Indikator potensi terjadinya pertarungan global player di pesta demokrasi (pilpres 2024) adalah :
1. Adanya gerakan petisi 100 yang mendorong pemakzulan presiden
2. Statmen elit PDIP akan bergabung dengan koalisi paslon capres 1
3. Target keduanya (paslon capres 1 dan 3) untuk menciptakan pilpres dua putaran.

Lalu indikator tersebut apa hubungan dengan pertarungan global player ?

Mari kita runut, bahwa renggangnya hubungan Jokowi dengan Surya Paloh yang kemudian diperparah oleh korupsi yang melibatkan dua menterinya yaitu menteri kominfo dan pertanian.

Kedua, bahwa renggangnya hubungan Megawati dan Jokowi akibat tidak adanya kata sepakat atas perkawinan PDIP dan Gerindra (Prabowo-Ganjar) sebagai pasangan capres dan diperparah oleh keputusan MK yang akhirnya Gibran bisa dipasangkan sebagai cawapresnya Prabowo.

Peristiwa tersebut yang kemudian melahirkan tiga paslon capres dengan tiga playmakernya yaitu :
1. Surya Paloh = Anies-Muhaimin
2. Jokowi = Prabowo-Gibran
3. Megawati = Ganjar-Mahfud

Kemudian kenapa pihak paslon 1 dan 3 harus menargetkan untuk bisa dua putaran, memang hanya itu jalan satu satunya setelah langkah pemakzulan tidak mungkin bisa dilakukan. Itu semua dikarenakan approval rate Jokowi masih tinggi yang tentu berimbas pada approval rate Prabowo-Gibran, jika dibiarkan, maka potensi pilpres satu putaran akan terjadi dan yang pasti dimenangkan oleh pasangan Prabowo-Gibran, itu yang tidak diinginkan oleh pihak capres 1 dan 3.

Jika gerakan dua putaran bisa sukses, maka mereka akan memanfaatkan jedah waktu kurang lebih lima bulan untuk mengatur strategi baru.

Ingat !

Approval rate Jokowi otomatis berimbas pada approval rate paslon capres Prabowo-Gibran, begitu juga sebaliknya, jika approval rate Jokowi turun akan berimbas pada Prabowo-Gibran.

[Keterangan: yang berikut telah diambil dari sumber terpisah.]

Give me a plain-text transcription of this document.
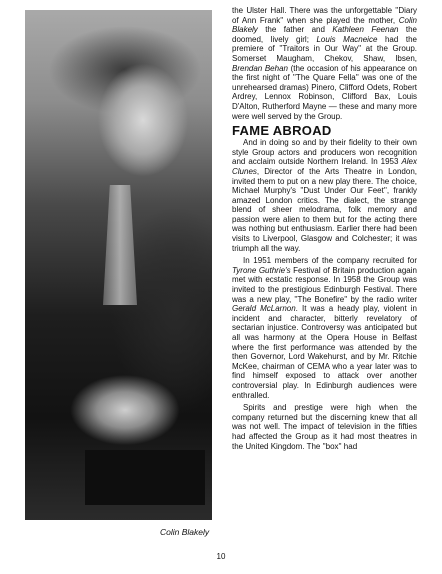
Colin Blakely

the Ulster Hall. There was the unforgettable ''Diary of Ann Frank'' when she played the mother, Colin Blakely the father and Kathleen Feenan the doomed, lively girl; Louis Macneice had the premiere of ''Traitors in Our Way'' at the Group. Somerset Maugham, Chekov, Shaw, Ibsen, Brendan Behan (the occasion of his appearance on the first night of ''The Quare Fella'' was one of the unrehearsed dramas) Pinero, Clifford Odets, Robert Ardrey, Lennox Robinson, Clifford Bax, Louis D'Alton, Rutherford Mayne — these and many more were well served by the Group.

FAME ABROAD

And in doing so and by their fidelity to their own style Group actors and producers won recognition and acclaim outside Northern Ireland. In 1953 Alex Clunes, Director of the Arts Theatre in London, invited them to put on a new play there. The choice, Michael Murphy's ''Dust Under Our Feet'', frankly amazed London critics. The dialect, the strange blend of sheer melodrama, folk memory and passion were alien to them but for the acting there was nothing but enthusiasm. Earlier there had been visits to Liverpool, Glasgow and Colchester; it was triumph all the way.

In 1951 members of the company recruited for Tyrone Guthrie's Festival of Britain production again met with ecstatic response. In 1958 the Group was invited to the prestigious Edinburgh Festival. There was a new play, ''The Bonefire'' by the radio writer Gerald McLarnon. It was a heady play, violent in incident and character, bitterly revelatory of sectarian injustice. Controversy was anticipated but all was harmony at the Opera House in Belfast where the first performance was attended by the then Governor, Lord Wakehurst, and by Mr. Ritchie McKee, chairman of CEMA who a year later was to find himself exposed to attack over another controversial play. In Edinburgh audiences were enthralled.

Spirits and prestige were high when the company returned but the discerning knew that all was not well. The impact of television in the fifties had affected the Group as it had most theatres in the United Kingdom. The ''box'' had

10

Jedah waktu lima bulan jelas akan dimanfaatkan oleh para proxy asing yg berkolaborasi dengan dua lawan Prabowo bagaimana caranya yang penting mereka bisa mengganggu kinerja pemerintahan Jokowi agar indek kepuasan publik disemua sektor turun, sehingga otomatis approval rate Jokowi turun yg berimbas pada Prabowo-Gibran pun ikut turun. Jika hal tersebut terjadi, apalagi Prabowo-Gibran kalah, maka keberlanjutan Indonesia maju dengan sendirinya akan berhenti.

Semuanya akan kembali nol seperti meteran bensin.

Pertanyaannya apakah kompetisi ini harus mengorbankan kepentingan masa depan anak bangsa, hanya karena syahwat kekuasaan sesaat tanpa landasan militansi nasionalisme yang kuat demi kemajuan negara bangsa ?

Hanya selemah itu kah mental bangsa ini yang dengan gampang dikendalikan oleh asing ?

Hanya serendah itukah harga diri bangsa ini terhadap bangsa asing ?

Hanya sekering itukah pertumbuhan militansi nasionalisme bangsa ini ?

Apakah militansi nasionalisme bangsa ini harus lahir dalam keadaan idiot ??, atau militansi nasionalisme bangsa ini masih bisa tumbuh normal, sehat dan kuat ?

Semoga bangsa Indonesia semakin cerdas punya harga diri dan wibawa, agar tidak dengan mudah menjadi media pertarungan para global player.